At the same time, international responses to the drills were relatively muted. In part, this could be because the drills took place in the same timeframe as other major international political events, such as President Yoon Suk-yeol abruptly declaring martial law in South Korea, or the sudden collapse of the decades-long regime of Bashar al-Assad in Syria. The United States has not had a high-profile response to China’s latest military activity around Taiwan, though it is unclear if this was an attempt to downplay the scale of the drills or simply because so much was happening elsewhere in the world.
China’s drills also did not dominate the domestic news cycle in Taiwan. In general, the Taiwanese public has not had a strong reaction to Chinese military exercises directed at Taiwan, even when these actions dominate international headlines, as during the Pelosi visit to Taiwan. The public may have become inured to Chinese threats after decades of missiles pointed at Taiwan – a stark contrast to past decades, when Chinese military threats led to waves of migration out of Taiwan. This raises the question of whether the public may be sufficiently vigilant toward Chinese military threats due to their long having become routinized.
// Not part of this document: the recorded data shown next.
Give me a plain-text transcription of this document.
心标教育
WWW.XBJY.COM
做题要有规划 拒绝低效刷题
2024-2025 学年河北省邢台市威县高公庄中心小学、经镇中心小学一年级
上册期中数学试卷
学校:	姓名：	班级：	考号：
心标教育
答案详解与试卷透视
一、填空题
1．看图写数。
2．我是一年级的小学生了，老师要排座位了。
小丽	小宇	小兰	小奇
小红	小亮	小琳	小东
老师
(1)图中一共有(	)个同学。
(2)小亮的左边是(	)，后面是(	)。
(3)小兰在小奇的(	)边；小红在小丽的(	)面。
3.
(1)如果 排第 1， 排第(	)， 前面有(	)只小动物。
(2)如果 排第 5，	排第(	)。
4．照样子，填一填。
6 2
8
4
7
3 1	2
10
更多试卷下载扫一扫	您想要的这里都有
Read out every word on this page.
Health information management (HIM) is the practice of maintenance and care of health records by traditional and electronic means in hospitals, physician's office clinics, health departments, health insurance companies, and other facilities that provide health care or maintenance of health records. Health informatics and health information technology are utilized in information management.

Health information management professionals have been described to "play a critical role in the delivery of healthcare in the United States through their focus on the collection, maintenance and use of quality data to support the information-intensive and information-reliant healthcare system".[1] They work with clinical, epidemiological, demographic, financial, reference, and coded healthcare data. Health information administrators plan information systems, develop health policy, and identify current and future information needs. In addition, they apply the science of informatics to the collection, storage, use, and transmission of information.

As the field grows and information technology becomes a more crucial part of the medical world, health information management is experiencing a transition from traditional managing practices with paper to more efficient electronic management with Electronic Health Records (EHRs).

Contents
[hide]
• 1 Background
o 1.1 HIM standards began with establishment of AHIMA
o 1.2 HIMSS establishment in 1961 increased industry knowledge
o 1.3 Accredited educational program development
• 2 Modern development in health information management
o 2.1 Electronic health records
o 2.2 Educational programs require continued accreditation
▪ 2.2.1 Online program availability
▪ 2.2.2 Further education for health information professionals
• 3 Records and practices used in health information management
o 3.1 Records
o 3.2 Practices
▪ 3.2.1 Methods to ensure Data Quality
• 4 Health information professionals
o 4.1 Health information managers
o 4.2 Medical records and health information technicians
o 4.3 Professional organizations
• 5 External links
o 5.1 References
Although a full-scale invasion would be detectable by satellite, with troops massing on the coasts of China, Taiwanese defense officials have voiced the possibility that large-scale Chinese drills could turn out to be pretext for actual military activity such as a blockade.
After the end of the announced period for the drills on December 11, Chinese coast guard vessels were still detected in waters near Taiwan. By December 13, however, they had left the immediate area. Having vessels stay near Taiwan after the end of the drills may have been a form of gray-zone activity, or meant to keep Taiwan on edge about whether drills were genuinely over or not.
Whether or not the drills were, in fact, the largest Chinese naval deployment since 1996 has in become a political issue in Taiwan. Pan-Blue outlets of note such as the United Daily News accused the Lai administration of having provided no proof that the drills are, in fact, of such magnitude in an op-ed by the newspaper’s editorial board.
This would be in line with the increasingly skeptical attitude that the pan-Blue camp has taken toward defense, as observed in efforts in the legislature by the Kuomintang and Taiwan People’s Party to block the budget, cut funding for Taiwan’s domestic submarine program, and limit the scope of civil defense legislation.
Perhaps defense authorities in Taiwan have not been successful at communicating a sense of threat to the broader public, but at a time in which Taiwan’s defense is increasingly contested between political parties, the pan-Blue camp may also seek to cast doubt on the veracity of threats from China.